There is also no provision in the Division I Manual to prohibit a coach from revoking a scholarship the year after a recruit gets hurt. For those from poor families and without coverage through a parent, this means that a young man or young woman can be enlisted on the promise of an education, get injured on the field, and lose his or her only source of medical insurance precisely when he or she needs it most. "There is no doubt there are horror stories out there about schools terminating scholarships," says Warren Zola, assistant dean for graduate programs in the Carroll School of Management at Boston College and a sports business expert. "It comes down to the ethos of particular schools."

Under N.C.A.A. rules, players can still lose their scholarships after being hurt, often pay for their own insurance and are generally responsible for long-term health care for injuries sustained on the playing field. Huma's goal is to ensure that current and former athletes never pay out of pocket for sports injuries.
It’s a moot point. If an athlete signs a NIL promotional deal he or she is not eligible to play by NCAA rules which tanks their NIL value.
The NCAA will have to heavily reconsider this if prime athletes start flocking to California schools and they threaten to abandon the NCAA.
 

Kill3r7

Member
Oct 25, 2017
8,657
If top high school athletes go to CA college and sign a NIL promotional agreement then they are ineligible to play under NCAA competition. So while that diluted talent, the the NCAA doesn’t care. That said, they probably dread losing the CA TV market which might be a massive blow financially. So presumably they will challenge the constitutionality of this law.
 

Sho_Nuff82

Member
Nov 14, 2017
6,798
If top high school athletes go to CA college and sign a NIL promotional agreement then they are ineligible to play under NCAA competition. So while that diluted talent, the the NCAA doesn’t care.

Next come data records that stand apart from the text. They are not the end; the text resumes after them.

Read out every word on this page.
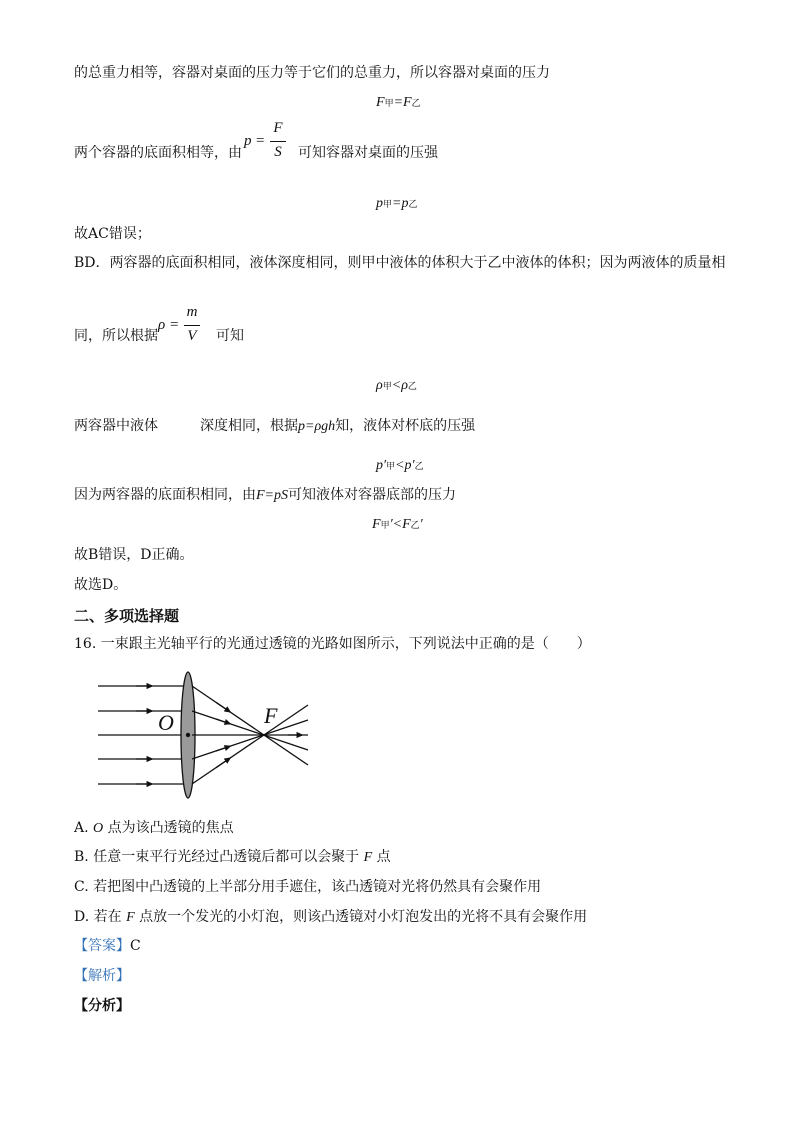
的总重力相等，容器对桌面的压力等于它们的总重力，所以容器对桌面的压力
F甲=F乙
两个容器的底面积相等，由	可知容器对桌面的压强
p =
F
S
p甲=p乙
故AC错误；
BD．两容器的底面积相同，液体深度相同，则甲中液体的体积大于乙中液体的体积；因为两液体的质量相
同，所以根据	可知
ρ =
m
V
ρ甲<ρ乙
两容器中液体	深度相同，根据p=ρgh知，液体对杯底的压强
p′甲<p′乙
因为两容器的底面积相同，由F=pS可知液体对容器底部的压力
F甲′<F乙′
故B错误，D正确。
故选D。
二、多项选择题
16. 一束跟主光轴平行的光通过透镜的光路如图所示，下列说法中正确的是（　　）
O	F
A. O 点为该凸透镜的焦点
B. 任意一束平行光经过凸透镜后都可以会聚于 F 点
C. 若把图中凸透镜的上半部分用手遮住，该凸透镜对光将仍然具有会聚作用
D. 若在 F 点放一个发光的小灯泡，则该凸透镜对小灯泡发出的光将不具有会聚作用
【答案】C
【解析】
【分析】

That said, they probably dread losing the CA TV market which might be a massive blow financially. So presumably they will challenge the constitutionality of this law.
The NCAA bringing this to court would be laughable considering the athletes have never entered a collective bargaining agreement with the NCAA, and as they are ostensibly bound by state and federal laws, not the other way around.

If the NCAA wouldn't nuke the UNC, USC, or Penn State individual sports programs after egregious violations, they aren't going to suddenly tell all of Stanford, Berkeley, and UCLA to kick rocks.